A first object to be joined,
A second bonding target stacked on the first bonding target;
A joint for electrically connecting the first object to be joined and the second object to be joined;
Have
The joining portion has an intermetallic compound layer located between the first connection terminal of the first joining object and the second connection terminal of the second joining object,
The intermetallic compound layer, have a NiSn alloy layer occupying 50% to 70% of the volume of the intermetallic compound layer,
The electronic device, wherein the NiSn alloy layer has a hemispherical shape or a bump shape . The electronic device according to claim 1, wherein at least one of the first bonding target and the second bonding target is a semiconductor chip.

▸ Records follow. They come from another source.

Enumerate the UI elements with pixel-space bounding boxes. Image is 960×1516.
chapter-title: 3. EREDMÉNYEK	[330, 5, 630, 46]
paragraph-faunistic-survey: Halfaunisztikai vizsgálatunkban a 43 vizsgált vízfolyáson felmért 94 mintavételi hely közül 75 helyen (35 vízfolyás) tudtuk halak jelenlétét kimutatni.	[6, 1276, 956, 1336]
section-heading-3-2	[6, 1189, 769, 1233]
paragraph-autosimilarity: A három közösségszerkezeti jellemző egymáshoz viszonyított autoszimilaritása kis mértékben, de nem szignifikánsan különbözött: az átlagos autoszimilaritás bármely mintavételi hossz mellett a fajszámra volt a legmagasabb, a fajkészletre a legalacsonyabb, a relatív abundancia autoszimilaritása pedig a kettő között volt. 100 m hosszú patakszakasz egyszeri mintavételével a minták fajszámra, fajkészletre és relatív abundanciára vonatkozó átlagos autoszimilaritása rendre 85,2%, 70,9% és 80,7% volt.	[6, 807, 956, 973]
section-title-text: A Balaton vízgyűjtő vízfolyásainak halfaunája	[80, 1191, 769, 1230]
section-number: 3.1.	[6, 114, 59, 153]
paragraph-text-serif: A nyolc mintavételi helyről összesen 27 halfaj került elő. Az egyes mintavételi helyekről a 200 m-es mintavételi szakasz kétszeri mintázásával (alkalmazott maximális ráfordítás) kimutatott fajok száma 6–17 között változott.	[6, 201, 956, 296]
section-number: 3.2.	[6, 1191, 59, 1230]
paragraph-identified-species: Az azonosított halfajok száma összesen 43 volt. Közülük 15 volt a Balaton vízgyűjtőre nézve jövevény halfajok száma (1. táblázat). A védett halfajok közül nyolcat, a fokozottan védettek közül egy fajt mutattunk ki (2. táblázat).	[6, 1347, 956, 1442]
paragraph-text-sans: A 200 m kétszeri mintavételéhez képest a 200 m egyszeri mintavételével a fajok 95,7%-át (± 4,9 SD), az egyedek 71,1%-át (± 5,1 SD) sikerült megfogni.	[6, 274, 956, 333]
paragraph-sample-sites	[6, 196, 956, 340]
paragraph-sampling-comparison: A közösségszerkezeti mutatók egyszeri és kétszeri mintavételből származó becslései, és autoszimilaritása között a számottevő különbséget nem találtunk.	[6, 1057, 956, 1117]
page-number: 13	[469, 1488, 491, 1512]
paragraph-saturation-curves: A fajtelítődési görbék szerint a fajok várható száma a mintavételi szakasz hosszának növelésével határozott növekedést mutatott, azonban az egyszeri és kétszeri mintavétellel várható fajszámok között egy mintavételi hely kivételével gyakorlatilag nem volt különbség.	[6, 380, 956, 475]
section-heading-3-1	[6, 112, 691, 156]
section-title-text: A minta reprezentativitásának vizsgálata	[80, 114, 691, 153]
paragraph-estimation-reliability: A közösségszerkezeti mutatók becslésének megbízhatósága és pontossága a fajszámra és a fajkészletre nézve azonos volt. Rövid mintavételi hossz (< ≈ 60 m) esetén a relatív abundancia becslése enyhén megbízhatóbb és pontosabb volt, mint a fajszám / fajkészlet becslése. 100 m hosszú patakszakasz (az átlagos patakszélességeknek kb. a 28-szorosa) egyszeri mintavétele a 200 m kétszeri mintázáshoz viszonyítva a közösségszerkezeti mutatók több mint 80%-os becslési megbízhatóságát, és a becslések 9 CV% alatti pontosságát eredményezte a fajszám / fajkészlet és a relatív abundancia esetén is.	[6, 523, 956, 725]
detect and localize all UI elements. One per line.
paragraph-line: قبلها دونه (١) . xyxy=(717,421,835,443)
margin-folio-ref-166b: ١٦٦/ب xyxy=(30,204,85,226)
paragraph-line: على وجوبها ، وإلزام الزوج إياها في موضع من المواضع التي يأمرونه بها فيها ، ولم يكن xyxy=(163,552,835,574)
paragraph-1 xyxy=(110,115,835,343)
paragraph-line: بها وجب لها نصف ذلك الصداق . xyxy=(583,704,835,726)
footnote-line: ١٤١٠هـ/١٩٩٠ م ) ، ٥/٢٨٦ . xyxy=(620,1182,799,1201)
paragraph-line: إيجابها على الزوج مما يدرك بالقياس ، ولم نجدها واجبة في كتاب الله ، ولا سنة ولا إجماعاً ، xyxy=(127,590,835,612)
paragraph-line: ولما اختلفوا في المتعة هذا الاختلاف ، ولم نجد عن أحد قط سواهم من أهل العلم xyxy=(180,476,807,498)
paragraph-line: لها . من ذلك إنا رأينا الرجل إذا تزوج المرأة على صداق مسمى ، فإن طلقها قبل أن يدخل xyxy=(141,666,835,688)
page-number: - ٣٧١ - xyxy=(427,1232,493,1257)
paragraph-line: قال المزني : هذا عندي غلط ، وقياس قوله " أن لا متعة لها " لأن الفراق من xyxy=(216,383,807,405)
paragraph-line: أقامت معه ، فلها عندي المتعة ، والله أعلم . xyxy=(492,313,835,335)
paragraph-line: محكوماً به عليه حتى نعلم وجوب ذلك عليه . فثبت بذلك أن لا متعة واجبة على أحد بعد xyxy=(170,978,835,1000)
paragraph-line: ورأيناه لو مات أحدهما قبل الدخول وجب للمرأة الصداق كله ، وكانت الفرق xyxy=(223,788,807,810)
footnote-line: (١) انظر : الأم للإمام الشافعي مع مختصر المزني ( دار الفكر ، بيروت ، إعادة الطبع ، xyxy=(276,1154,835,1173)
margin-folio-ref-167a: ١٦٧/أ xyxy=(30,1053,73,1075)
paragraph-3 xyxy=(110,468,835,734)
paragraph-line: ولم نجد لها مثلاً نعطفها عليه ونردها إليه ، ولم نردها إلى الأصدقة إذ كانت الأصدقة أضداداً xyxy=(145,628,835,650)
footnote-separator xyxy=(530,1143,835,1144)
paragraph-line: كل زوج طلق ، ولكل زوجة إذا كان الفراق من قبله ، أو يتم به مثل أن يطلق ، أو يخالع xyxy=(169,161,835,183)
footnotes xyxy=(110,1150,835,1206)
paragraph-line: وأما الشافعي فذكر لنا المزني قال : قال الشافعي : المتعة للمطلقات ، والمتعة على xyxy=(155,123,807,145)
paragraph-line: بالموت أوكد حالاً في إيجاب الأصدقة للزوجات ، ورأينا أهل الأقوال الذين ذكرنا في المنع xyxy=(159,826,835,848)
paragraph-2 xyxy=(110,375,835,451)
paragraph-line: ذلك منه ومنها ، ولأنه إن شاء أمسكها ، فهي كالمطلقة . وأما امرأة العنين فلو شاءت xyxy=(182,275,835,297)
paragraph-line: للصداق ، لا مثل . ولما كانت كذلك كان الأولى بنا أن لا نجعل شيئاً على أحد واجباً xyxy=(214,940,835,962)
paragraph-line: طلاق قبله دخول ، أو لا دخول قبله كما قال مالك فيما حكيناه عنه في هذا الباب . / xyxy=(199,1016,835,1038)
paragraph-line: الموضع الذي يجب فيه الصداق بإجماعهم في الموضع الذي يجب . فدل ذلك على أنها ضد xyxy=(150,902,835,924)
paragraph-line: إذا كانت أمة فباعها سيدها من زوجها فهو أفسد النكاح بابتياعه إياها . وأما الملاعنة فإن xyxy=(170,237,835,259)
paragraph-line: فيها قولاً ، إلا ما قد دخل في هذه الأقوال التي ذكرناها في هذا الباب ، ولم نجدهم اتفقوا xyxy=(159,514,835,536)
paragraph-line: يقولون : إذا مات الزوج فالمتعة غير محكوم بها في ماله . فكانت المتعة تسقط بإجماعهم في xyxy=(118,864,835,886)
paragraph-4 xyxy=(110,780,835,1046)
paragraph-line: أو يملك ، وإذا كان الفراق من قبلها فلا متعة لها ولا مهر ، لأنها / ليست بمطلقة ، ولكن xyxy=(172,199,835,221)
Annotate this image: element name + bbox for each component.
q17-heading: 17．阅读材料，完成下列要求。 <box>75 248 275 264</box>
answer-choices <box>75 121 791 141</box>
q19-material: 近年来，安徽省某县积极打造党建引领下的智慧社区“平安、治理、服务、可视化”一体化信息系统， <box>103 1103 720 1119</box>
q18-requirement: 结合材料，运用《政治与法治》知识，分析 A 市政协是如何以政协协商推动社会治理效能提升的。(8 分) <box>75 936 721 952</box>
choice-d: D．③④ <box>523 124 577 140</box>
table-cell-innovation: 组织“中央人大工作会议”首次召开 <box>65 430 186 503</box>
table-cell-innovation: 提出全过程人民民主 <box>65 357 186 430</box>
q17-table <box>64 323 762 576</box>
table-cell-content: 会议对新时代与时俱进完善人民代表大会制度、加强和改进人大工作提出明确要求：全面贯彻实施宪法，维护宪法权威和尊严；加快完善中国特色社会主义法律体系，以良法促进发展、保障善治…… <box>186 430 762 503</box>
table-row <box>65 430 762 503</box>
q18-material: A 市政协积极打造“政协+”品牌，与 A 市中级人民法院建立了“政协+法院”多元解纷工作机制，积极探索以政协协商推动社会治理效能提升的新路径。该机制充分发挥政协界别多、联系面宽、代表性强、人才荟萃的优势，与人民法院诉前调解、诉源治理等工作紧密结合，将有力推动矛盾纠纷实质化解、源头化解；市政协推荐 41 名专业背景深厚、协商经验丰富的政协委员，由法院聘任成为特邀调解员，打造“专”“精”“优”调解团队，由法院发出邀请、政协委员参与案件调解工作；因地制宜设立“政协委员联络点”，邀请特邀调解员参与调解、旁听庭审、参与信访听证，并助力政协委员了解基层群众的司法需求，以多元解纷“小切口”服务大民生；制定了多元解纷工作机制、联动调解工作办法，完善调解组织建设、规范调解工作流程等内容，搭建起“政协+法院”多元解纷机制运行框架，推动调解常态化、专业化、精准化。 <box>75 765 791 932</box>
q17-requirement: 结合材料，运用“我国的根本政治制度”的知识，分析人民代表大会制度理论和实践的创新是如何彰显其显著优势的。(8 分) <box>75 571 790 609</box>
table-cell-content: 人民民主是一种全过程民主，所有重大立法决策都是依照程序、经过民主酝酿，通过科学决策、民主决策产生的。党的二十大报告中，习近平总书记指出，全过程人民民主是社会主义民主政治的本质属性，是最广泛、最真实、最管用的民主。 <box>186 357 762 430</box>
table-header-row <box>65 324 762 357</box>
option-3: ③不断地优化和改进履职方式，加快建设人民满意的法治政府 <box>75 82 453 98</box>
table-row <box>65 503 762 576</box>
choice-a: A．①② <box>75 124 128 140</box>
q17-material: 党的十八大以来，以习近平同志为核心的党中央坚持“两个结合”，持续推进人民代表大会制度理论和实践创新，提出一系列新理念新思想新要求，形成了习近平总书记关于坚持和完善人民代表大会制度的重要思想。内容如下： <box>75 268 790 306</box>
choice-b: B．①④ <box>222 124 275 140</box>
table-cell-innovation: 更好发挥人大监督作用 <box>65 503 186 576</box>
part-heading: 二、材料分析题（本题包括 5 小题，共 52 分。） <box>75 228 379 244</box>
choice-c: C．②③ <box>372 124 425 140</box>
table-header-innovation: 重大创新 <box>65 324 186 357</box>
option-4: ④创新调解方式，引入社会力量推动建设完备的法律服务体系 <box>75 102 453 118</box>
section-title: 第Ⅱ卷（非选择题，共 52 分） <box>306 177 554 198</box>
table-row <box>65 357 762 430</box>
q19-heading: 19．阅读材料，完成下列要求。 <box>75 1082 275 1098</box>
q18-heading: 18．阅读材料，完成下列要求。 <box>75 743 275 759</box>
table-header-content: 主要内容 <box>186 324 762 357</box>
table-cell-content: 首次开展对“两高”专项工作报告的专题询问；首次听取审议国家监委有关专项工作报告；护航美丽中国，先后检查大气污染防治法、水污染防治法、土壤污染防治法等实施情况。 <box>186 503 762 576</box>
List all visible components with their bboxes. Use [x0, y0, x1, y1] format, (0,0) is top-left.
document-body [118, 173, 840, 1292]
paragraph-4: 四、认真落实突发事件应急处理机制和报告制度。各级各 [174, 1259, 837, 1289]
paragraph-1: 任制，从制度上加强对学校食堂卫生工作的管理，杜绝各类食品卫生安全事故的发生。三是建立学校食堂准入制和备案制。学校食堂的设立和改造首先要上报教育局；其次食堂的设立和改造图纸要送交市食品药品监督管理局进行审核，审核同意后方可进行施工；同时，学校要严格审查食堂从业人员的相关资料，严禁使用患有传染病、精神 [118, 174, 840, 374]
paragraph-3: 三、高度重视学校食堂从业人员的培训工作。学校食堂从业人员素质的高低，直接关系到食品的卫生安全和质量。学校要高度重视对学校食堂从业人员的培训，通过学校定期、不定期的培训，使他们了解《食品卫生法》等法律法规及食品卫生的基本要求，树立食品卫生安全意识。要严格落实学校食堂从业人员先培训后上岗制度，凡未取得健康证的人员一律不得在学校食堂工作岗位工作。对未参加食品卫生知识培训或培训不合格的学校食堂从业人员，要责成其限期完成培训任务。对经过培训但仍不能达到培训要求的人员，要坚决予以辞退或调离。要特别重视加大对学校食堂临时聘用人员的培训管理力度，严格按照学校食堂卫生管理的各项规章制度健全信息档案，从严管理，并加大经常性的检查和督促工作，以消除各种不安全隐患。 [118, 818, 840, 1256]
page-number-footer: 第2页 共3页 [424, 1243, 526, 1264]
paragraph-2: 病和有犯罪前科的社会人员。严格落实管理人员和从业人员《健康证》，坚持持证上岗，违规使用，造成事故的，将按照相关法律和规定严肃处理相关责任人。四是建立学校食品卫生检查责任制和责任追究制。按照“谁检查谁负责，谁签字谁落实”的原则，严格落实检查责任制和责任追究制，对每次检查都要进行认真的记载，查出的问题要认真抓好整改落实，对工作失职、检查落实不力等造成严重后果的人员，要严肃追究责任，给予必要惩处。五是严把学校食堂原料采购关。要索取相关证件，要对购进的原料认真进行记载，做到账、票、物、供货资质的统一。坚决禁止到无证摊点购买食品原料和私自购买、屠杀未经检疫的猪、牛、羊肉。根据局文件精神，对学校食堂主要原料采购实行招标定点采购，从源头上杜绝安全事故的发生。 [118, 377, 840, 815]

The intermetallic compound layer, the electronic device according to claim 1 or 2, characterized in that it has a CuSn alloy layer connected to the first connecting terminal covers the NiSn alloy layer. The CuSn alloy layer includes a Cu ₃ Sn alloy layer located at an interface with the first connection terminal and a Cu ₆ Sn ₅ alloy layer located between the Cu ₃ Sn layer and the NiSn alloy layer. The electronic device according to claim 3 . The electronic device according to claim 4 , wherein the top of the NiSn alloy layer is in contact with the Cu ₃ Sn alloy layer. In a method of manufacturing an electronic device, in which a first bonding target and a second bonding target are stacked in a direction perpendicular to respective main surfaces,
Forming a Ni layer on the connection terminal of one of the joining objects,
Forming solder bumps on the Ni layer at a predetermined reflow temperature,
After the formation of the solder bumps, the Ni layer and the solder bumps are heat-treated at a temperature higher than the reflow temperature to change almost all of the solder bumps into a NiSn alloy layer,
The NiSn alloy layer is opposed to the solder bump formed on the other semiconductor chip and joined by reflow,
A method of manufacturing an electronic device, comprising: In the step of joining, an intermetallic compound layer is generated between the first connecting terminal of the first joining object and the second connecting terminal of the second joining object, and a volume of the intermetallic compound layer is generated. The method for manufacturing an electronic device according to claim 6 , wherein the NiSn alloy layer occupies 50% to 70%.